Лоренца подошла к зеркалу, секунду смотрела с ненавистью на собственное отражение, потом по складам произнесла:

— Здрав-стфуй-те!

— Мягче, — попросил Калиостро, — напевней… Он сузил зрачки, словно гипнотизируя ее, заставляя подчиниться собственной воле.

Лицо Лоренцы преобразилось. Появилась приветливая улыбка.

— Добрый вечер, дамы и господа! — произнесла она ангельским голоском. — Итак, мы начинаем…

Зазвучала музыка, в зеркалах вспыхнули огненные языки свечей. Поплыли титры фильма…

Над большим хрустальным бокалом, в котором пенилась и переливалась радужными красками красноватая жидкость, появились две руки. Левая сняла с правой золотой перстень с крупным изумрудом, бросила в бокал. Перстень опустился на дно… Вокруг него забурлила, запенилась жидкость, образуя целое облачко из пляшущих пузырьков, в котором перстень вдруг растворился без остатка…

Кто-то ахнул, на него зашикали. Наступила тишина.
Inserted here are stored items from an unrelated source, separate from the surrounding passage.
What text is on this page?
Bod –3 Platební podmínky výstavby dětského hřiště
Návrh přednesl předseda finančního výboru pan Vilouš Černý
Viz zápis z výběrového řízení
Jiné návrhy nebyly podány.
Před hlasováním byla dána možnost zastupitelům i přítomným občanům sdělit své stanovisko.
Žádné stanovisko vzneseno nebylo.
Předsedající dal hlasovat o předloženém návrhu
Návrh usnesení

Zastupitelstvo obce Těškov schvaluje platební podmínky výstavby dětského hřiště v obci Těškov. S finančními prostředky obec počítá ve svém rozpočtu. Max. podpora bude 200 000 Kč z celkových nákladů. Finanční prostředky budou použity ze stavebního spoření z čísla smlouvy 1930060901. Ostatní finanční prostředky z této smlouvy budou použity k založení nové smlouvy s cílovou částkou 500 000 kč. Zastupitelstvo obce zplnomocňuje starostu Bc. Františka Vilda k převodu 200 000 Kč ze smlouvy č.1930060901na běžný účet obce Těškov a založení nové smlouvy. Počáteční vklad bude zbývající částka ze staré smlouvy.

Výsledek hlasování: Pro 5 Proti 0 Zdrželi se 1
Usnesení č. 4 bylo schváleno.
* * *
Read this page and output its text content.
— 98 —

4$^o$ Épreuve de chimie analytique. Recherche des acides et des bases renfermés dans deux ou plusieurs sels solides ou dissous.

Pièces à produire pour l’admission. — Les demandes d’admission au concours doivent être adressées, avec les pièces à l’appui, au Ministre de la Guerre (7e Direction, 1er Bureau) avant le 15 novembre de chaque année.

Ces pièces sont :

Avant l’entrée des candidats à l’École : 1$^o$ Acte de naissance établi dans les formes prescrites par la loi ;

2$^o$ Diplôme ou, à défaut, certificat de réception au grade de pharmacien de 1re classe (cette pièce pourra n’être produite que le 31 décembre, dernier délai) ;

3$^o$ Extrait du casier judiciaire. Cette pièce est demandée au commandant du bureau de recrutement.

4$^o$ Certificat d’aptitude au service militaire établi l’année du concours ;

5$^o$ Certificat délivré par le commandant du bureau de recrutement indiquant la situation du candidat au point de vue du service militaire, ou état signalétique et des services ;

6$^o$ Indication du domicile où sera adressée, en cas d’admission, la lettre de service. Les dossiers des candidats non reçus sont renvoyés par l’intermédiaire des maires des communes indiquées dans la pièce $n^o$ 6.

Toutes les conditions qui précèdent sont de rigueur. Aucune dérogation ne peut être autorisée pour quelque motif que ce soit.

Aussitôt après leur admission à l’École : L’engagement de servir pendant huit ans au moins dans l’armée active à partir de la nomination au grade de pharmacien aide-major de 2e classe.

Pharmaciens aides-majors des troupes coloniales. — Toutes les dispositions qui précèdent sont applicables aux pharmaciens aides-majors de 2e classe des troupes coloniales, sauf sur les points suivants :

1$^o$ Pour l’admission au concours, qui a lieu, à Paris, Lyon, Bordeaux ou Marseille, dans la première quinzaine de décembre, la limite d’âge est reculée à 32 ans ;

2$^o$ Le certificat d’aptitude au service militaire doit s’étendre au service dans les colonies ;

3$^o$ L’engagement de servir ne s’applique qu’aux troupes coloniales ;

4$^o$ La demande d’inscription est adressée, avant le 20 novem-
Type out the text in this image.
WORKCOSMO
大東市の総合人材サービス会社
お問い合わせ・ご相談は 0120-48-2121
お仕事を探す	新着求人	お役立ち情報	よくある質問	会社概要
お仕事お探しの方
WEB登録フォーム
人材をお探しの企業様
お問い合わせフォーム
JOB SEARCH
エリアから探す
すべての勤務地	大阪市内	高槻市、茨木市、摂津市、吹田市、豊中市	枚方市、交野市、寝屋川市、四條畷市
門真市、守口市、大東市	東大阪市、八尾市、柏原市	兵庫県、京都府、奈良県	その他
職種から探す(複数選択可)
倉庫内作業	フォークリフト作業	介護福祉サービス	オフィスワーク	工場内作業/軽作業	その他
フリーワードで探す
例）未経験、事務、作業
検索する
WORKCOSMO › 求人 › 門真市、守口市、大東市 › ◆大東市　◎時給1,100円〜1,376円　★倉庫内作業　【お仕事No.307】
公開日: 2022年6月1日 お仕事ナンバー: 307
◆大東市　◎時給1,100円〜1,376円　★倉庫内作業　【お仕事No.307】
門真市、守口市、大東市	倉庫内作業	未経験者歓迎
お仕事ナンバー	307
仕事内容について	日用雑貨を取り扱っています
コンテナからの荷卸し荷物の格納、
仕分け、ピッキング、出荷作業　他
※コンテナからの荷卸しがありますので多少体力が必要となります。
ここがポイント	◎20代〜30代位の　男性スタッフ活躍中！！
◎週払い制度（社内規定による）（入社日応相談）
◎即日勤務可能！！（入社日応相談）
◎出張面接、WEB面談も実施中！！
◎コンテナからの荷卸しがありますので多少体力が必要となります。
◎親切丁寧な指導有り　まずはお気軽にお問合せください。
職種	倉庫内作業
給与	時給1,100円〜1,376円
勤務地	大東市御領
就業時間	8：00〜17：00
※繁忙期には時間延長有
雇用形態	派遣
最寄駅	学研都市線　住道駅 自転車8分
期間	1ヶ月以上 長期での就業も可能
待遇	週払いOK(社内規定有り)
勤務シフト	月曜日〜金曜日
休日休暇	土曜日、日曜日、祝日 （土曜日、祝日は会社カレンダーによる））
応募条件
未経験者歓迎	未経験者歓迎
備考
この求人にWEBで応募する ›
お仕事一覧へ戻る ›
И в этой тишине четко и властно стал звучать мужской голос:

— Я, Джузеппе Калиостро, магистр и верховный иерарх сущего, взываю к силам бесплотным, к великим таинствам огня, воды и камня, для коих мир наш есть лишь игралище теней. Я отдаюсь их власти и заклинаю перенесть мою бестелесную субстанцию из времени нынешнего в грядущее, дабы узрел я лики потомков, живущих много лет тому вперед…

Словно в подтверждение этих слов из облака дыма возникло лицо графа Калиостро.

— О, я вижу вас, населяющих грядущее бытие! — воскликнул Калиостро и приветливо улыбнулся. — Вас, наделенных мудростью и познаниями, обретших память прожитых веков, хочу вопрошать я о судьбах людей, собравшихся в Санкт-Петербурге, сего числа одна тысяча семьсот восьмидесятого года…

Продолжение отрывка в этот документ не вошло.